My wife has a Toshiba Satellite Pro (can’t remember the exact model), and it’s very flimsy … the socket where the power supply goes has pushed inside the case and this is not a one off, a couple of weeks ago I had another Toshiba in for repair with the same problem (tiny piece of plastic breaks off the case and the socket disappears inside, only fix is to dismantle and glue the socket in place, not ideal in case it ever needs replacing, annoying because I like the idea of the socket not being soldered to the motherboard) … not a show stopper, but I’d say along with the very cheap “plasticy” feel a definite sign of “penny pinching” on build quality … that said I’ve had no other real problems with it.
Thank you for taking so much trouble, Mark. I am certainly put off by your experience and the example bugs.
I like the solidity of my old Dell Latitude and I note that the Ubuntu Certified Hardware site shows very many Dell laptops as being suitable (but not my D505!).
If you have a preference for a particular make/model, I would be grateful for your suggestion. My “customer” has a budget of <£500 which may be a bit limiting.
17" is a bit big but I’m going up to B’ham on Wednesday and it would be nice to take a laptop with me, and Argos have one in stock which gives me time to load Linux. But if laptops are much of a muchness, I probably don’t need to be fussy.

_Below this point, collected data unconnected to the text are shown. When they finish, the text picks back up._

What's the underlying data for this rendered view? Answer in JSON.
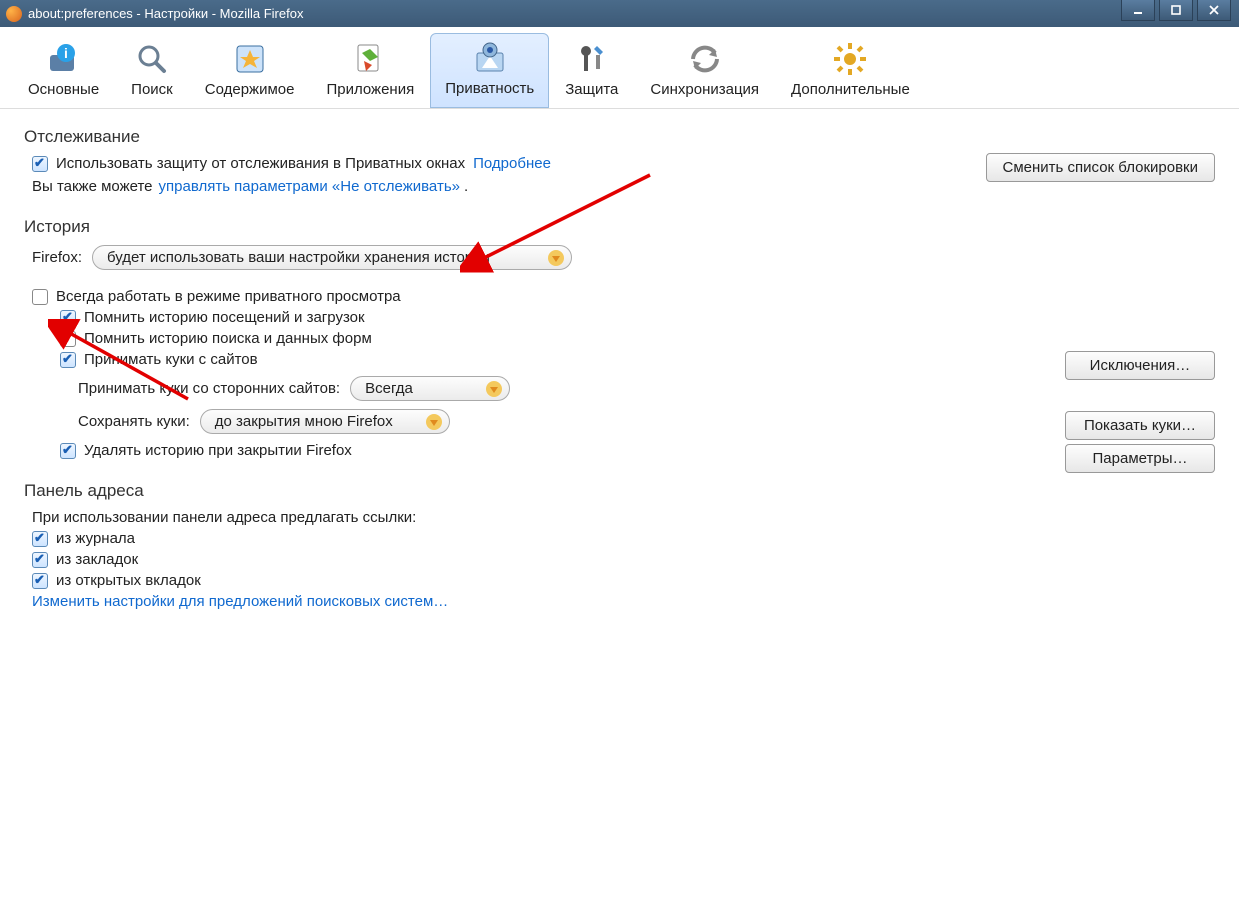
{
  "window": {
    "title": "about:preferences - Настройки - Mozilla Firefox"
  },
  "toolbar": {
    "items": [
      {
        "label": "Основные"
      },
      {
        "label": "Поиск"
      },
      {
        "label": "Содержимое"
      },
      {
        "label": "Приложения"
      },
      {
        "label": "Приватность"
      },
      {
        "label": "Защита"
      },
      {
        "label": "Синхронизация"
      },
      {
        "label": "Дополнительные"
      }
    ]
  },
  "tracking": {
    "heading": "Отслеживание",
    "use_protection": "Использовать защиту от отслеживания в Приватных окнах",
    "learn_more": "Подробнее",
    "also_prefix": "Вы также можете",
    "also_link": "управлять параметрами «Не отслеживать»",
    "also_suffix": ".",
    "change_blocklist_btn": "Сменить список блокировки"
  },
  "history": {
    "heading": "История",
    "firefox_label": "Firefox:",
    "mode": "будет использовать ваши настройки хранения истории",
    "always_private": "Всегда работать в режиме приватного просмотра",
    "remember_browsing": "Помнить историю посещений и загрузок",
    "remember_search": "Помнить историю поиска и данных форм",
    "accept_cookies": "Принимать куки с сайтов",
    "third_party_label": "Принимать куки со сторонних сайтов:",
    "third_party_value": "Всегда",
    "keep_until_label": "Сохранять куки:",
    "keep_until_value": "до закрытия мною Firefox",
    "clear_on_close": "Удалять историю при закрытии Firefox",
    "exceptions_btn": "Исключения…",
    "show_cookies_btn": "Показать куки…",
    "settings_btn": "Параметры…"
  },
  "addressbar": {
    "heading": "Панель адреса",
    "intro": "При использовании панели адреса предлагать ссылки:",
    "from_history": "из журнала",
    "from_bookmarks": "из закладок",
    "from_open_tabs": "из открытых вкладок",
    "change_search_link": "Изменить настройки для предложений поисковых систем…"
  }
}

My thanks again for your time.
I’d recommend some of the Acer lappies (< 3 years). I’ve had my Acer Aspire 6920 almost 4 years now and it’s built is just brilliant. Nothing has broken yet, apart from me stupidly jamming a memory sick duo memory card into it, thinking the 7 in 1 card reader, would be able to read it. Apart from that it’s just been brilliant and such a joy to use. It doesn’t lack on performance either, with a Intel Duo CPU and NVidia 9500GS M graphics card, it’s great. I can play Blu-ray / HD movies on it no problem at all (When I’m using another distro. Natty Narwhal aka Ubuntu 11.04 is has really bad lag).

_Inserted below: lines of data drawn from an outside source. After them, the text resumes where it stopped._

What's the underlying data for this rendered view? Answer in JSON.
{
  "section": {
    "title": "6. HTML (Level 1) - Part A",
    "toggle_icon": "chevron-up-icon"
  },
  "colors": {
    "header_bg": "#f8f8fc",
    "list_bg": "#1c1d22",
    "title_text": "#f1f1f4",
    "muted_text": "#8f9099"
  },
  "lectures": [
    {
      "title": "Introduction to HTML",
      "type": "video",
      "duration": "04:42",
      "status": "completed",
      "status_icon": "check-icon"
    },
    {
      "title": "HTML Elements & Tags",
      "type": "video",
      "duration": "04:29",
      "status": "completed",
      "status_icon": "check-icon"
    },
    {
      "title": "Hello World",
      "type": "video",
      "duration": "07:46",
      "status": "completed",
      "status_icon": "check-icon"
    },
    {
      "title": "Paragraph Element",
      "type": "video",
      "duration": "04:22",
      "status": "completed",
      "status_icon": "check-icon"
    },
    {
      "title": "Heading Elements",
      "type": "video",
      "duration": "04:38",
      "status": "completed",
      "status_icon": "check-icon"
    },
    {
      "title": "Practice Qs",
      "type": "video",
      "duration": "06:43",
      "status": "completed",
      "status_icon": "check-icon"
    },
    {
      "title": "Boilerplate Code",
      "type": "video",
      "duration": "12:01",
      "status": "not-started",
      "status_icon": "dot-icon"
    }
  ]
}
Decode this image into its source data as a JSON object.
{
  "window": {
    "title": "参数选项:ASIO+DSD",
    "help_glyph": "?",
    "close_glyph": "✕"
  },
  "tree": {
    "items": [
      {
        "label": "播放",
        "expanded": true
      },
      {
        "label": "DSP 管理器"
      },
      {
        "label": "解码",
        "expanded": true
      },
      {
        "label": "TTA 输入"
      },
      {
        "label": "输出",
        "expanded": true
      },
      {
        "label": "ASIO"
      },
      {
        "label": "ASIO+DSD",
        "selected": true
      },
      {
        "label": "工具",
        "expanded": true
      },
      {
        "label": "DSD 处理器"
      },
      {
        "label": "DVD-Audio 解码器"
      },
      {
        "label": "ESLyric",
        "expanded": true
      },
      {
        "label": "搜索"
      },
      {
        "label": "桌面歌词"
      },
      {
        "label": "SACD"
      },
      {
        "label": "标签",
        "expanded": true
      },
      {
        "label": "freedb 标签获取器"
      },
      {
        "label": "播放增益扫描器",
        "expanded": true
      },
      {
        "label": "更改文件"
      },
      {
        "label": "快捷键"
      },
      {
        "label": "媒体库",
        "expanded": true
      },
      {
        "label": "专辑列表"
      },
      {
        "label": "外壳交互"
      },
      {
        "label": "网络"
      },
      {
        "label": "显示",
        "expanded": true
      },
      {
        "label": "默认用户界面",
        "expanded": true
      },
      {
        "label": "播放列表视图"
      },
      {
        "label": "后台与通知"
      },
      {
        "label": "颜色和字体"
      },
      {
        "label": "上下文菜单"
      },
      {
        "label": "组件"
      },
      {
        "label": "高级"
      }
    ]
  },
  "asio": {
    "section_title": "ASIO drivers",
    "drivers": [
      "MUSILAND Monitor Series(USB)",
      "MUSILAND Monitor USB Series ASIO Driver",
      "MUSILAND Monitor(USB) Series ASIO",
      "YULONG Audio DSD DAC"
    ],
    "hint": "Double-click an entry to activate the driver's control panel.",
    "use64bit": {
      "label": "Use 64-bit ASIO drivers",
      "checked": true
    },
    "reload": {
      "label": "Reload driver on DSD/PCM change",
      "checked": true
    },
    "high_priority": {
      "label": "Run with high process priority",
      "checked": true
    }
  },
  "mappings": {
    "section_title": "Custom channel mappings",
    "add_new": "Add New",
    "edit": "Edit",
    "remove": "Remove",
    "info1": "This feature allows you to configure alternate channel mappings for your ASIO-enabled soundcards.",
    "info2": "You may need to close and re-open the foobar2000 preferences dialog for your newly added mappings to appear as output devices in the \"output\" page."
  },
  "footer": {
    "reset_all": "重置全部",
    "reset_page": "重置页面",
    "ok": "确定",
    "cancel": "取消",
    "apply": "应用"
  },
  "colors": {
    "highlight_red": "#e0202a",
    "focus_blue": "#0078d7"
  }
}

I’ve had some issues with it getting to work with Ubuntu, but they weren’t anything major due to me running an experimental version of Ubuntu and not a LTS version.
Other things my laptop has are:
Gigabyte Ethernet connection
Wireless N network adapter
4 USB ports.
Doly Digital Home Theater Virtual Surround Sound
It’s only a 15.6" screen, but it does wonders.

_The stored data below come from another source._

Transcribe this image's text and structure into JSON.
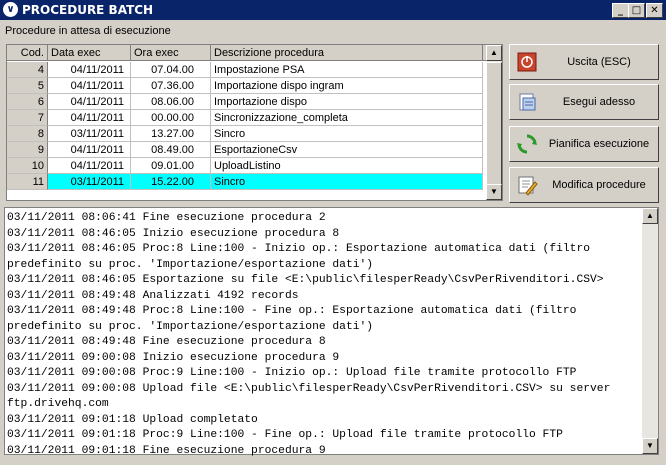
{
  "window": {
    "title": "PROCEDURE BATCH"
  },
  "subtitle": "Procedure in attesa di esecuzione",
  "grid": {
    "headers": [
      "Cod.",
      "Data exec",
      "Ora exec",
      "Descrizione procedura"
    ],
    "rows": [
      [
        "4",
        "04/11/2011",
        "07.04.00",
        "Impostazione PSA"
      ],
      [
        "5",
        "04/11/2011",
        "07.36.00",
        "Importazione dispo ingram"
      ],
      [
        "6",
        "04/11/2011",
        "08.06.00",
        "Importazione dispo"
      ],
      [
        "7",
        "04/11/2011",
        "00.00.00",
        "Sincronizzazione_completa"
      ],
      [
        "8",
        "03/11/2011",
        "13.27.00",
        "Sincro"
      ],
      [
        "9",
        "04/11/2011",
        "08.49.00",
        "EsportazioneCsv"
      ],
      [
        "10",
        "04/11/2011",
        "09.01.00",
        "UploadListino"
      ],
      [
        "11",
        "03/11/2011",
        "15.22.00",
        "Sincro"
      ]
    ],
    "selected_row": "11"
  },
  "buttons": {
    "exit": "Uscita (ESC)",
    "run_now": "Esegui adesso",
    "schedule": "Pianifica esecuzione",
    "edit": "Modifica procedure"
  },
  "log_text": "03/11/2011 08:06:41 Fine esecuzione procedura 2\n03/11/2011 08:46:05 Inizio esecuzione procedura 8\n03/11/2011 08:46:05 Proc:8 Line:100 - Inizio op.: Esportazione automatica dati (filtro predefinito su proc. 'Importazione/esportazione dati')\n03/11/2011 08:46:05 Esportazione su file <E:\\public\\filesperReady\\CsvPerRivenditori.CSV>\n03/11/2011 08:49:48 Analizzati 4192 records\n03/11/2011 08:49:48 Proc:8 Line:100 - Fine op.: Esportazione automatica dati (filtro predefinito su proc. 'Importazione/esportazione dati')\n03/11/2011 08:49:48 Fine esecuzione procedura 8\n03/11/2011 09:00:08 Inizio esecuzione procedura 9\n03/11/2011 09:00:08 Proc:9 Line:100 - Inizio op.: Upload file tramite protocollo FTP\n03/11/2011 09:00:08 Upload file <E:\\public\\filesperReady\\CsvPerRivenditori.CSV> su server ftp.drivehq.com\n03/11/2011 09:01:18 Upload completato\n03/11/2011 09:01:18 Proc:9 Line:100 - Fine op.: Upload file tramite protocollo FTP\n03/11/2011 09:01:18 Fine esecuzione procedura 9",
  "colors": {
    "titlebar": "#0a246a",
    "selection": "#00ffff",
    "face": "#d4d0c8"
  },
  "icons": [
    "app-icon",
    "minimize-icon",
    "maximize-icon",
    "close-icon",
    "exit-icon",
    "run-icon",
    "schedule-icon",
    "edit-icon",
    "scroll-up-icon",
    "scroll-down-icon"
  ]
}
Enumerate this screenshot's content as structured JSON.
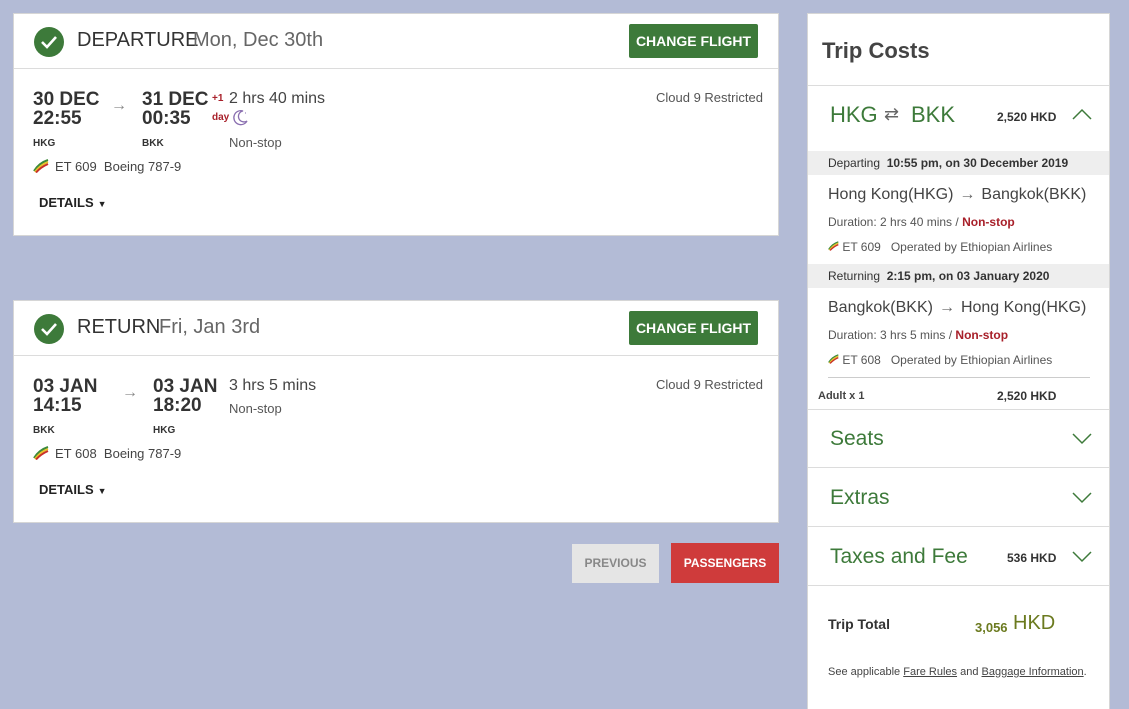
{
  "departure": {
    "label": "DEPARTURE",
    "date": "Mon, Dec 30th",
    "change_label": "CHANGE FLIGHT",
    "dep_date": "30 DEC",
    "dep_time": "22:55",
    "dep_code": "HKG",
    "arr_date": "31 DEC",
    "arr_time": "00:35",
    "arr_code": "BKK",
    "plus_day_1": "+1",
    "plus_day_2": "day",
    "duration": "2 hrs 40 mins",
    "stops": "Non-stop",
    "fare": "Cloud 9 Restricted",
    "flight": "ET 609",
    "aircraft": "Boeing 787-9",
    "details_label": "DETAILS"
  },
  "return": {
    "label": "RETURN",
    "date": "Fri, Jan 3rd",
    "change_label": "CHANGE FLIGHT",
    "dep_date": "03 JAN",
    "dep_time": "14:15",
    "dep_code": "BKK",
    "arr_date": "03 JAN",
    "arr_time": "18:20",
    "arr_code": "HKG",
    "duration": "3 hrs 5 mins",
    "stops": "Non-stop",
    "fare": "Cloud 9 Restricted",
    "flight": "ET 608",
    "aircraft": "Boeing 787-9",
    "details_label": "DETAILS"
  },
  "nav": {
    "previous_label": "PREVIOUS",
    "passengers_label": "PASSENGERS"
  },
  "trip_costs": {
    "title": "Trip Costs",
    "route_from": "HKG",
    "route_to": "BKK",
    "route_amount": "2,520 HKD",
    "departing_label": "Departing",
    "departing_when": "10:55 pm, on 30 December 2019",
    "out_from": "Hong Kong(HKG)",
    "out_to": "Bangkok(BKK)",
    "out_duration": "Duration: 2 hrs 40 mins /",
    "out_stops": "Non-stop",
    "out_flight": "ET 609",
    "out_operator": "Operated by Ethiopian Airlines",
    "returning_label": "Returning",
    "returning_when": "2:15 pm, on 03 January 2020",
    "ret_from": "Bangkok(BKK)",
    "ret_to": "Hong Kong(HKG)",
    "ret_duration": "Duration: 3 hrs 5 mins /",
    "ret_stops": "Non-stop",
    "ret_flight": "ET 608",
    "ret_operator": "Operated by Ethiopian Airlines",
    "adult_label": "Adult x 1",
    "adult_amount": "2,520 HKD",
    "seats_label": "Seats",
    "extras_label": "Extras",
    "taxes_label": "Taxes and Fee",
    "taxes_amount": "536 HKD",
    "total_label": "Trip Total",
    "total_value": "3,056",
    "total_currency": "HKD",
    "rules_prefix": "See applicable",
    "fare_rules_link": "Fare Rules",
    "rules_and": "and",
    "baggage_link": "Baggage Information",
    "rules_suffix": "."
  },
  "colors": {
    "accent_green": "#3d7a3a",
    "cta_red": "#cf3b3b",
    "page_bg": "#b3bbd6",
    "nonstop_red": "#a8202a"
  },
  "icons": [
    "check-icon",
    "arrow-right-icon",
    "moon-icon",
    "airline-logo-icon",
    "caret-down-icon",
    "swap-icon",
    "chevron-up-icon",
    "chevron-down-icon"
  ]
}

I would say, stay away from new/more recent laptops are the build quality tend to me sort of flimsy as Mark pointed out. My brothers laptop, which is an Acer Aspire 5790 is like mine, only he has 2GB of RAM, Intel GMA built-in graphics card and a wireless G network adapter but compared to the built quality of mine, his feels a lot more cheap and brash. It’s the same with my mums, just not nice to touch at all.
I’d say your best bet would be to buy an older laptop minimum of 3/4 years. Hope this helps.
The Ubuntu.com site showed only one Asus laptop, so I was a bit wary. The site showed hundreds of Dells, which made me feel a bit more comfortable, so I browsed, looked up reviews and suppliers. But there’s too much choice and reviews conflict (of course) so I took the easy option and went for the Asus.
Ebuyer, the supplier that Mark pointed to, is very easy to deal with; they deliver next day; and the price seems very good. So I’ve ordered one for Monday.
Thank you both for providing your opinions. I’ll let you know how the installation goes!
The Asus laptop is excellent! Very good quality and nicely laid out. I recommend it.
I created the Recovery Discs without difficulty and have installed Ubuntu successfully after changing the boot order (and back, afterwards).
This post is being made via my wireless network on the laptop.
My great thanks to everyone’s advice.
I’m glad you like it … I hate recommending laptops I have no personal experience with, and because laptops seem to have such short production runs these days, it’s nearly impossible to have experience of laptops that are current.